Arguably the most important figure in twentieth century music, Duke Ellington's impact on the jazz world is indisputable. His innovative styles and original compositions inspired many artists over the years. Such successful bandleaders as Woody Herman and Charlie Barnet name Ellington as their chief influence. Ellington was also one of the few artists to successfully make the change from the hot music of the 1920s to swing in the 1930s, and he continued to contribute to the musical landscape in the post-war era.
Though Ellington studied piano as a youth, music was not his main interest early in life. His original plan was to become a commercial artist. His love of jazz, however, eventually led him back to the keyboard. He began to study under several local Washington-area jazz pianists and soon found work in various clubs. Three months before he was to graduate from school he dropped out and turned professional musician.
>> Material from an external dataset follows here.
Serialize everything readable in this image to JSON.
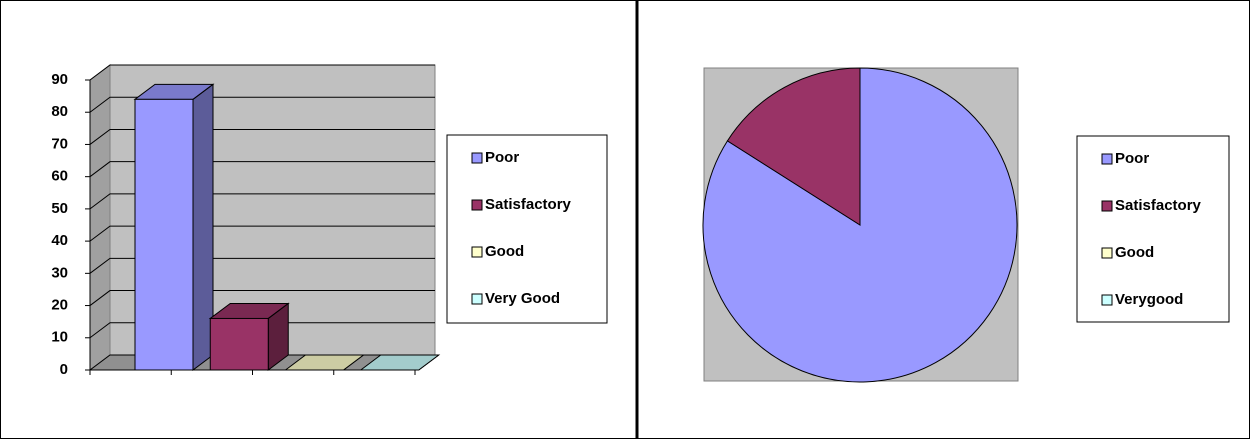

In 1917 Ellington formed his first outfit, The Duke's Serenaders. The group became popular around their local Washington, DC, area and was often invited to play at diplomatic functions. In 1922 Ellington traveled to New York City, where he played under Wilbur Sweatman. The visit proved unproductive and he returned to Washington, where he joined Elmer Snowden. In 1923 Snowden took his group to New York. An argument over missing funds, however, eventually led band members to walk out on Snowden. Refusing to give up they elected Ellington as their new leader and named themselves the Washingtonians.
Ellington and his new group began to play at various clubs around the New York City area. In 1924 they recorded their first song. Key to the early group was trumpet player Bubber Miley, who gave the band its signature sound with his plunger technique. In 1926 the orchestra signed a management deal with song publisher Irving Mills. This association helped attract national interest. The band's lucky break finally came when King Oliver turned down an offer from the Cotton Club to set his group up as the house band. Ellington was then invited to take the job, and he accepted. The resulting national radio exposure made the orchestra an instant sensation.
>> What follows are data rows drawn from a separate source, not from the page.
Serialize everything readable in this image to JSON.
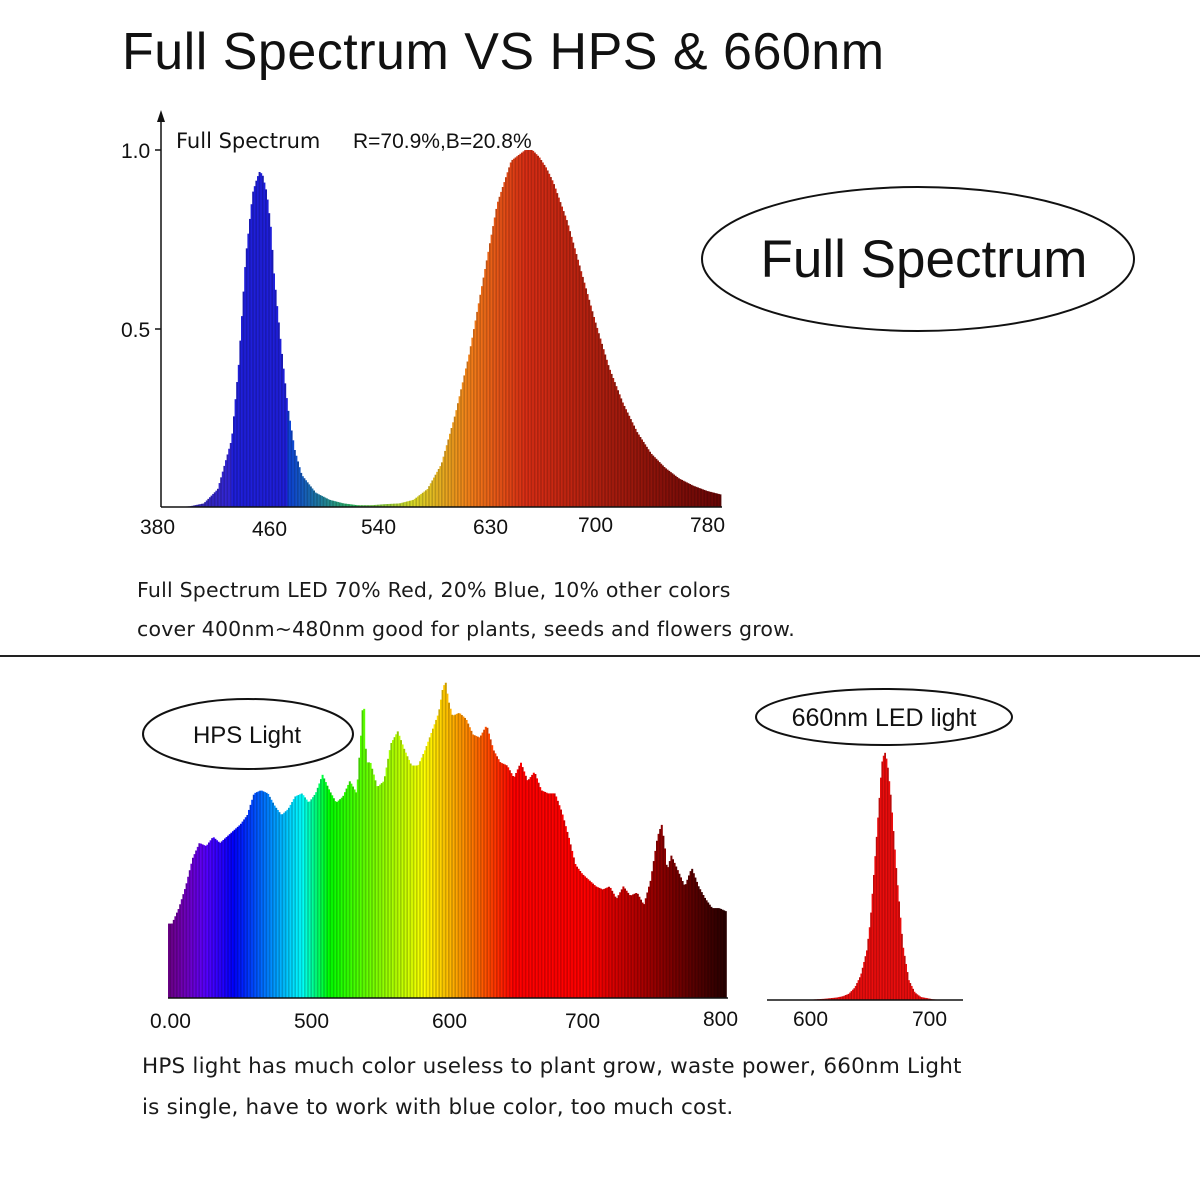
{
  "title": "Full Spectrum VS HPS & 660nm",
  "full_spectrum_caption": {
    "line1": "Full Spectrum LED 70% Red, 20% Blue, 10% other colors",
    "line2": "cover 400nm~480nm good for plants, seeds and flowers grow."
  },
  "bottom_caption": {
    "line1": "HPS light has much color useless to plant grow, waste power, 660nm Light",
    "line2": "is single, have to work with blue color, too much cost."
  },
  "chart_data": [
    {
      "type": "area",
      "name": "full_spectrum",
      "label": "Full Spectrum",
      "annotation_name": "Full Spectrum",
      "annotation_ratio": "R=70.9%,B=20.8%",
      "x_ticks": [
        "380",
        "460",
        "540",
        "630",
        "700",
        "780"
      ],
      "y_ticks": [
        "1.0",
        "0.5"
      ],
      "xlim": [
        380,
        780
      ],
      "ylim": [
        0,
        1.0
      ],
      "x": [
        380,
        390,
        400,
        410,
        420,
        430,
        435,
        440,
        445,
        448,
        450,
        452,
        455,
        458,
        460,
        465,
        470,
        475,
        480,
        490,
        500,
        510,
        520,
        530,
        540,
        550,
        560,
        570,
        580,
        590,
        600,
        610,
        620,
        630,
        640,
        645,
        650,
        655,
        660,
        670,
        680,
        690,
        700,
        710,
        720,
        730,
        740,
        750,
        760,
        770,
        780
      ],
      "y": [
        0,
        0,
        0.002,
        0.01,
        0.05,
        0.19,
        0.4,
        0.7,
        0.88,
        0.92,
        0.94,
        0.93,
        0.88,
        0.78,
        0.66,
        0.46,
        0.28,
        0.16,
        0.09,
        0.04,
        0.02,
        0.01,
        0.005,
        0.005,
        0.008,
        0.01,
        0.02,
        0.05,
        0.12,
        0.26,
        0.43,
        0.64,
        0.85,
        0.97,
        1.0,
        1.0,
        0.98,
        0.95,
        0.91,
        0.8,
        0.66,
        0.52,
        0.39,
        0.29,
        0.21,
        0.15,
        0.11,
        0.08,
        0.06,
        0.045,
        0.035
      ]
    },
    {
      "type": "area",
      "name": "hps",
      "label": "HPS Light",
      "x_ticks": [
        "0.00",
        "500",
        "600",
        "700",
        "800"
      ],
      "x_tick_values": [
        400,
        500,
        600,
        700,
        800
      ],
      "xlim": [
        400,
        800
      ],
      "ylim": [
        0,
        1.0
      ],
      "x": [
        395,
        400,
        405,
        410,
        415,
        420,
        425,
        430,
        435,
        440,
        445,
        450,
        455,
        460,
        465,
        470,
        475,
        480,
        485,
        490,
        495,
        500,
        505,
        510,
        515,
        520,
        525,
        530,
        533,
        535,
        537,
        540,
        545,
        550,
        555,
        560,
        565,
        570,
        575,
        580,
        585,
        590,
        593,
        595,
        597,
        600,
        605,
        610,
        615,
        620,
        625,
        630,
        635,
        640,
        645,
        650,
        655,
        660,
        665,
        670,
        675,
        680,
        685,
        690,
        695,
        700,
        705,
        710,
        715,
        720,
        725,
        730,
        735,
        740,
        745,
        750,
        753,
        755,
        757,
        760,
        765,
        770,
        775,
        780,
        785,
        790,
        795,
        800
      ],
      "y": [
        0.24,
        0.29,
        0.36,
        0.45,
        0.5,
        0.49,
        0.52,
        0.5,
        0.52,
        0.54,
        0.56,
        0.59,
        0.66,
        0.67,
        0.66,
        0.62,
        0.59,
        0.61,
        0.65,
        0.66,
        0.63,
        0.66,
        0.72,
        0.67,
        0.63,
        0.65,
        0.7,
        0.66,
        0.84,
        0.98,
        0.76,
        0.76,
        0.68,
        0.7,
        0.82,
        0.86,
        0.8,
        0.75,
        0.75,
        0.8,
        0.86,
        0.92,
        1.0,
        1.02,
        0.96,
        0.91,
        0.92,
        0.9,
        0.85,
        0.84,
        0.88,
        0.8,
        0.76,
        0.75,
        0.71,
        0.76,
        0.7,
        0.73,
        0.67,
        0.66,
        0.66,
        0.6,
        0.52,
        0.43,
        0.4,
        0.38,
        0.36,
        0.35,
        0.36,
        0.32,
        0.36,
        0.33,
        0.34,
        0.3,
        0.38,
        0.52,
        0.56,
        0.5,
        0.41,
        0.46,
        0.41,
        0.36,
        0.42,
        0.36,
        0.32,
        0.29,
        0.29,
        0.28
      ]
    },
    {
      "type": "area",
      "name": "led_660nm",
      "label": "660nm LED light",
      "x_ticks": [
        "600",
        "700"
      ],
      "xlim": [
        570,
        720
      ],
      "ylim": [
        0,
        1.0
      ],
      "x": [
        570,
        590,
        600,
        610,
        620,
        625,
        630,
        635,
        640,
        645,
        648,
        650,
        652,
        655,
        657,
        658,
        660,
        662,
        665,
        670,
        675,
        680,
        685,
        690,
        700,
        710,
        720
      ],
      "y": [
        0,
        0,
        0.002,
        0.005,
        0.01,
        0.015,
        0.025,
        0.05,
        0.1,
        0.2,
        0.32,
        0.45,
        0.58,
        0.78,
        0.92,
        0.97,
        1.0,
        0.96,
        0.82,
        0.5,
        0.22,
        0.08,
        0.03,
        0.012,
        0.003,
        0,
        0
      ]
    }
  ]
}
Ellington switched from playing hot jazz to swing music during the mid-1930s and continued to find success. In reality Ellington's music had always had a swing style to it, and such early swing kings as Benny Goodman and the Dorsey Brothers owe much to his genius. Ellington never acquired the popularity that his contemporaries enjoyed, however. Part of this was due to the fact that black orchestras had less opportunity to be heard than their white counterparts, but a big part of Ellington's failure to attain superstar status was that he rarely catered to popular tastes. Much of his music was original and challenging. The latest hit songs and novelty tunes had little room in the Ellington repertoire.
Throughout his career Ellington attracted top musicians. Many of the players who worked for him were extremely loyal and remained with the group for long periods of time. This allowed Ellington to write arrangements specifically for certain musicians, thus giving him the ability to exploit each artist's strongpoints. Among those who served faithfully were Cootie Williams, Harry Carney, Lawrence Brown, Barney Bigard, Johnny Hodges, Jimmy Blanton, Ben Webster, Billy Strayhorn, Juan Tizol, and Ray Nance. Vocalists who worked with Ellington over the years include Ivie Anderson, Herb Jeffries, Jean Eldridge, Betty Roche, Al Hibbler, Kay Davis, Joya Sherrill, and Maria Ellington. (Maria was no relation to the Duke. She later became Nat King Cole's wife.)
Ellington was one of the few artists who managed to remain relevant throughout his career. Always trying to stay contemporary, during the 1950s and 1960s he worked with such modern jazz artists as John Coltrane and Charles Mingus. He continued to lead his orchestra up until his death from lung cancer in 1974.